Eduardo Arroyo’s work has been shown since 1961 in exhibitions across the globe, including the Neue Gesellschaft für Bildende Kunst, Berlin (1971); The Centre Pompidou, Paris (1982); Solomon R. Guggenheim Museum, NY (1984); Museum für Kunst und Kulturgeschichte, Dortmund, (1987); Institut Valencià d’Art Modern, Valencia (1989); Museo Nacional Centro de Arte Reina Sofía, Madrid (1998) and most recently, held a solo exhibition at Fundación ENAIRE in Santander, Spain (2021-22).
Arroyo’s work can be separated into two different stages marked by the death of Francisco Franco in 1976: during exile (1958-1976), and post exile (1976-1998).
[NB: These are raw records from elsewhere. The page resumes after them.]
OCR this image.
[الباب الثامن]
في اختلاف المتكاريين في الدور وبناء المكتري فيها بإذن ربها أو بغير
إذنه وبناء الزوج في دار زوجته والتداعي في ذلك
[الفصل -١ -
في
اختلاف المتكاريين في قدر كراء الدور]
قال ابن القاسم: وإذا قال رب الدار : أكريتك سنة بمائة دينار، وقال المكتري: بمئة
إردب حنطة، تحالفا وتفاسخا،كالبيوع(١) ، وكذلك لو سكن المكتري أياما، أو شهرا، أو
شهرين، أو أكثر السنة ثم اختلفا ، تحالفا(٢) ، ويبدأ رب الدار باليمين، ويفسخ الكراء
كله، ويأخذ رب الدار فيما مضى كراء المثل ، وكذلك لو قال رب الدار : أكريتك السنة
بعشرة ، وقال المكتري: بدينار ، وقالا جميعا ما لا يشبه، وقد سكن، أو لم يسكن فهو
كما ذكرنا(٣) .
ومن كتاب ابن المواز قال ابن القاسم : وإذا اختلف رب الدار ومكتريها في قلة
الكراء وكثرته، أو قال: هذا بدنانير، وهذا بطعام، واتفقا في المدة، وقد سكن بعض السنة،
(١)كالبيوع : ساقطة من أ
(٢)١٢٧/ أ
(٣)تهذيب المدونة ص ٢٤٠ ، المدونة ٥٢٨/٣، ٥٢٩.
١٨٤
In violent opposition to the dictatorship, Arroyo’s work engages with the Spanish political climate, and he strategically positions his work to take an ironic, yet critical stance. In the context of this presentation, it must be noted that major works by Arroyo, though not widely known in the United States, are considered seminal to post-war European art and Narrative Figuration.
Olivier Kaeppelin, former director of the Fondation Maeght, writes about the artist’s idiosyncratic practice: “Eduardo Arroyo, a painter of history, knows that a work of art is –by essence– anti-historical. This is the founding paradox of his work: it allows him to dance with one foot in and one foot out of each realm. He bets on the simultaneous engagement and distance of each subject matter armed with a sense humor and irony that ‘work’ reality by mixing plans lying beyond logical and argumentative geographies. There is no rhetoric in the work of Arroyo, but a constellation of ambivalent propositions where irony is weaponized.”